Common Core and Zuckbucks elections are but two examples of this now endemic use of private billions to thwart local and individual self-government. The 2017 book, “Deconstructing the Administrative State,” gives numerous case examples of big business and big government interests constructing advocacy organizations that submerge citizen voices by claiming falsely to represent “stakeholders,” allowing minority views to dominate public affairs. But, just as Gates funded the majority of people testifying at state legislatures in favor of Common Core, the majority of so-called “stakeholders” in public affairs are really just sock puppets manufactured and controlled by the same special interests behind the scenes.
This kind of private monopoly on public discussion is typical of, for example, transportation projects, housing, education, and business development projects, hamstringing actual local control of what are obviously local issues. From start to finish, private interests that benefit big from government contracts — and by this point, that’s most nonprofits and millions of so-called private employees — work with politicians and agencies to deny true public debate and local self-government.
Congress and state legislatures use a similar method of forcing states and local governments to ignore their voters ever since Progressive Era legal changes made this effective privatization of government activities possible. Just like the billionaires, to accomplish what the Constitution bars legislatures from doing, they simply do an end-run around Americans’ rights by outsourcing government: They pay private interests public dollars to do it.
All this incestuousness between government and “private” interest effectively deprives Americans of their constitutional rights and representation, and manifests in a variety of ways. Columbia Law scholar Philip Hamburger’s new book, “Purchasing Submission,” explores the phenomenon in great detail, focusing on how today’s administrative state privatizes government as well.

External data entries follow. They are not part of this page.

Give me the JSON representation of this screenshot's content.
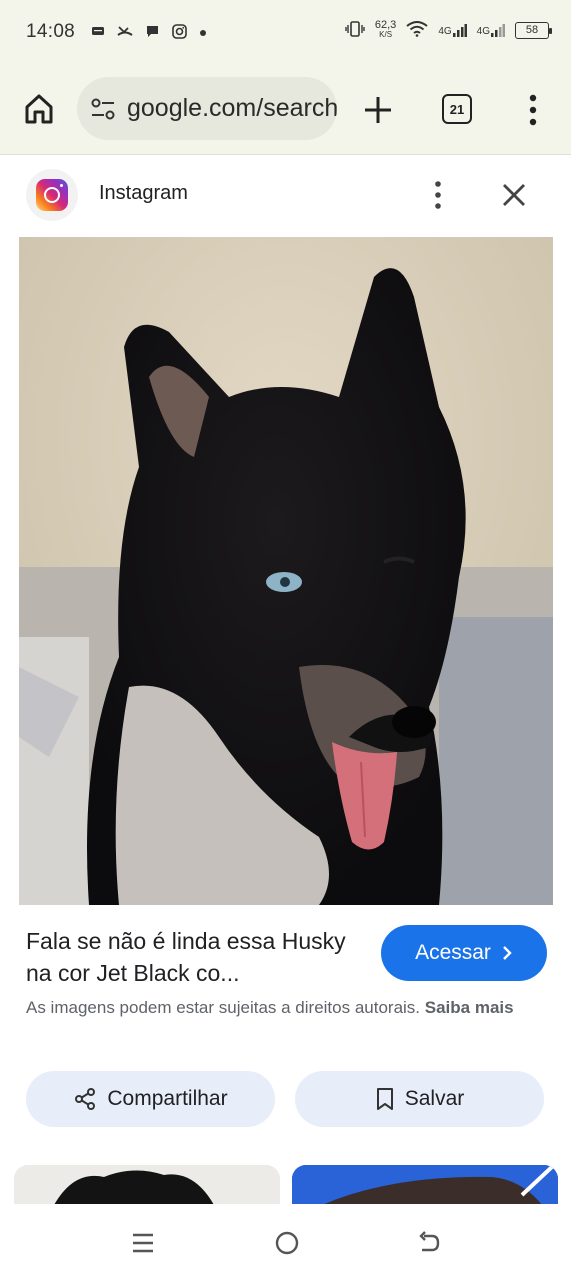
{
  "status_bar": {
    "time": "14:08",
    "speed_value": "62,3",
    "speed_unit": "K/S",
    "network_1": "4G",
    "network_2": "4G",
    "battery": "58"
  },
  "toolbar": {
    "url": "google.com/search",
    "tab_count": "21",
    "icons": [
      "home-icon",
      "tune-icon",
      "plus-icon",
      "tabs-icon",
      "more-vert-icon"
    ]
  },
  "panel": {
    "source_name": "Instagram",
    "title": "Fala se não é linda essa Husky na cor Jet Black co...",
    "access_label": "Acessar",
    "copyright_text": "As imagens podem estar sujeitas a direitos autorais.",
    "copyright_more": "Saiba mais",
    "share_label": "Compartilhar",
    "save_label": "Salvar",
    "accent_color": "#1a73e8"
  },
  "nav_bar": {
    "icons": [
      "recents-icon",
      "home-circle-icon",
      "back-icon"
    ]
  }
}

“When government takes a private sideline around the Constitution’s avenue for regulation, it all too often pursues policies that, perhaps for good reason, would not survive the Constitution’s more regular and public process,” Hamburger writes.
Here’s just one more illustration of this essentially fascist dynamic. It’s called “sue and settle.” “Sue and settle” is a lawfare tactic that the Obama administration massively expanded. It’s another avenue for billionaire-funded leftist activists to get what they want without the pesky political problem of convincing voters to elect people who will do it.

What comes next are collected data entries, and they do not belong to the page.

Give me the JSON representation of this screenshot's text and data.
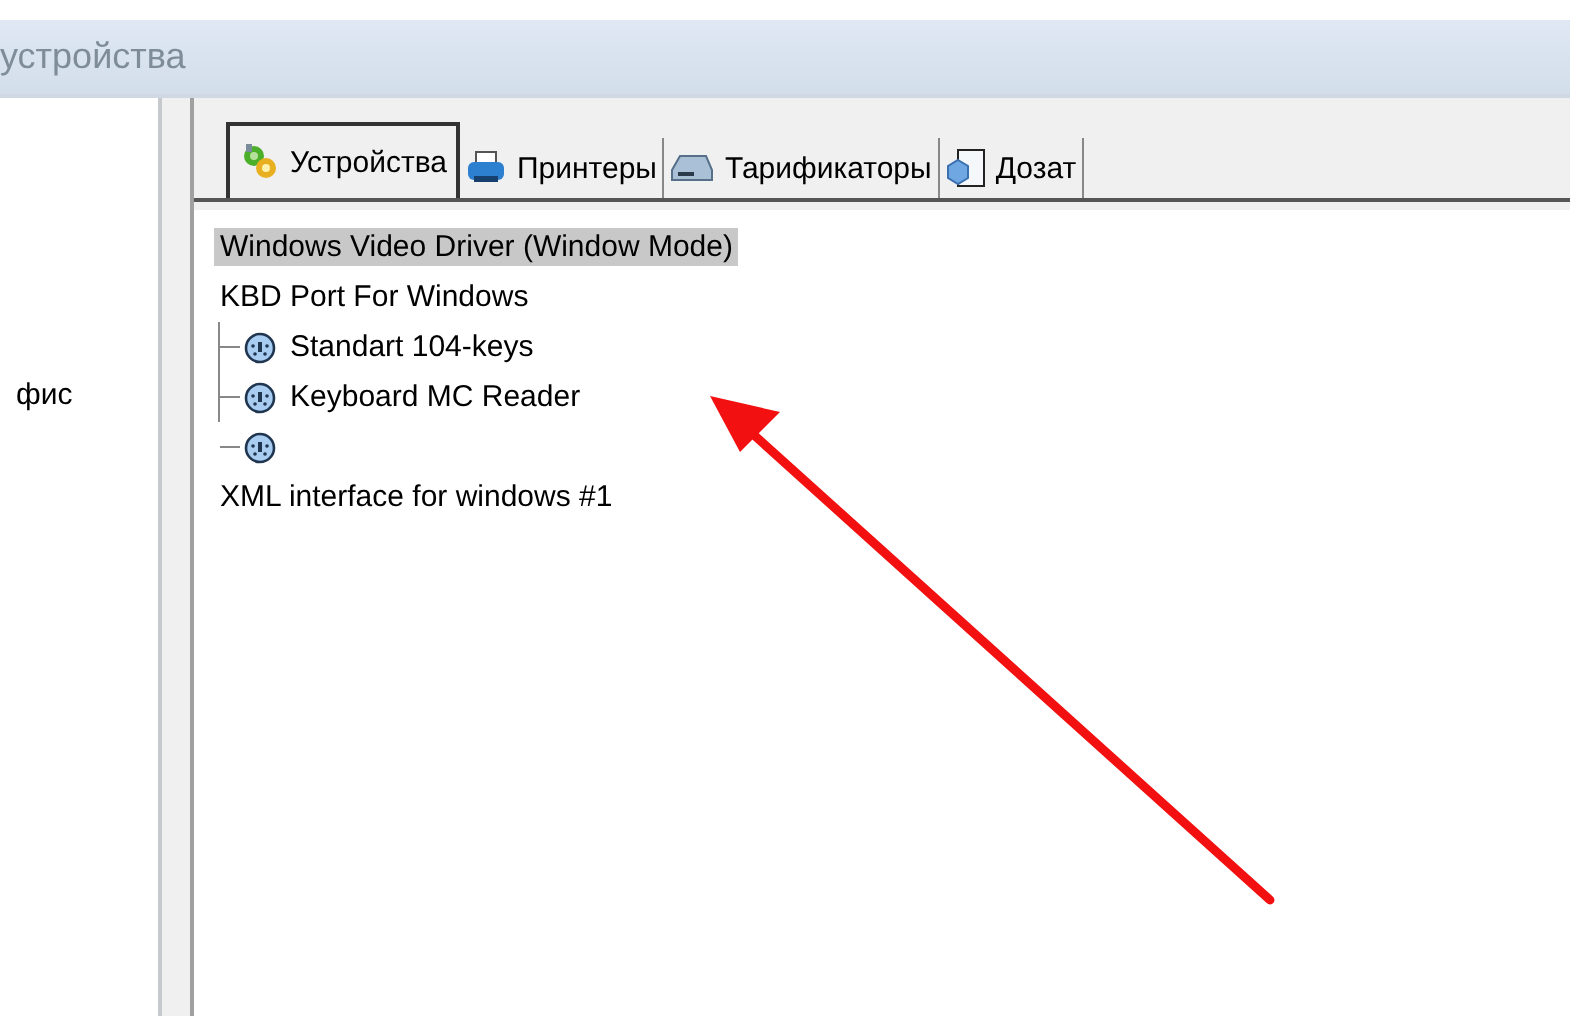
{
  "window": {
    "title": "устройства"
  },
  "sidebar": {
    "items": [
      {
        "label": "фис"
      }
    ]
  },
  "tabs": [
    {
      "label": "Устройства",
      "selected": true
    },
    {
      "label": "Принтеры",
      "selected": false
    },
    {
      "label": "Тарификаторы",
      "selected": false
    },
    {
      "label": "Дозат",
      "selected": false
    }
  ],
  "tree": [
    {
      "label": "Windows Video Driver (Window Mode)",
      "selected": true
    },
    {
      "label": "KBD Port For Windows",
      "selected": false,
      "children": [
        {
          "label": "Standart 104-keys",
          "selected": false
        },
        {
          "label": "Keyboard MC Reader",
          "selected": false
        },
        {
          "selected": false
        }
      ]
    },
    {
      "label": "XML interface for windows #1",
      "selected": false
    }
  ],
  "annotation": {
    "kind": "arrow"
  }
}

“Sometimes, regulators are only too happy to face collusive lawsuits by friendly ‘foes’ that are aimed at compelling government action that would otherwise be difficult or impossible to achieve,” explains a Heritage Foundation report on the tactic. “Rather than defend these cases, regulators settle them in a phenomenon known as ‘sue and settle.'”
And now we’ve come full circle, because this “sue and settle” tactic was another one Democrats employed like crazy in 2020 to get courts to essentially suspend state election laws. This created complete chaos and undermined millions of Americans’ faith in the election outcome and our entire system of government.
Why did Democrats want election chaos? Mollie gives a much more in-depth answer in her book, as well, but here’s my own take: It’s for the exact same reason the left pushes all these strategies to circumvent voters and the Constitution. They don’t believe in natural rights, the rule of law, or even elections. They believe in the unchecked exercise of unlimited power, and they are willing to do anything to get it.
It’s past time for elected officials who claim to be defending our rights and constitutional way of life to wake up to this reality and start leading us out of it instead of spending decades promising to do that to donors and TV cameras while things just keep getting scarier.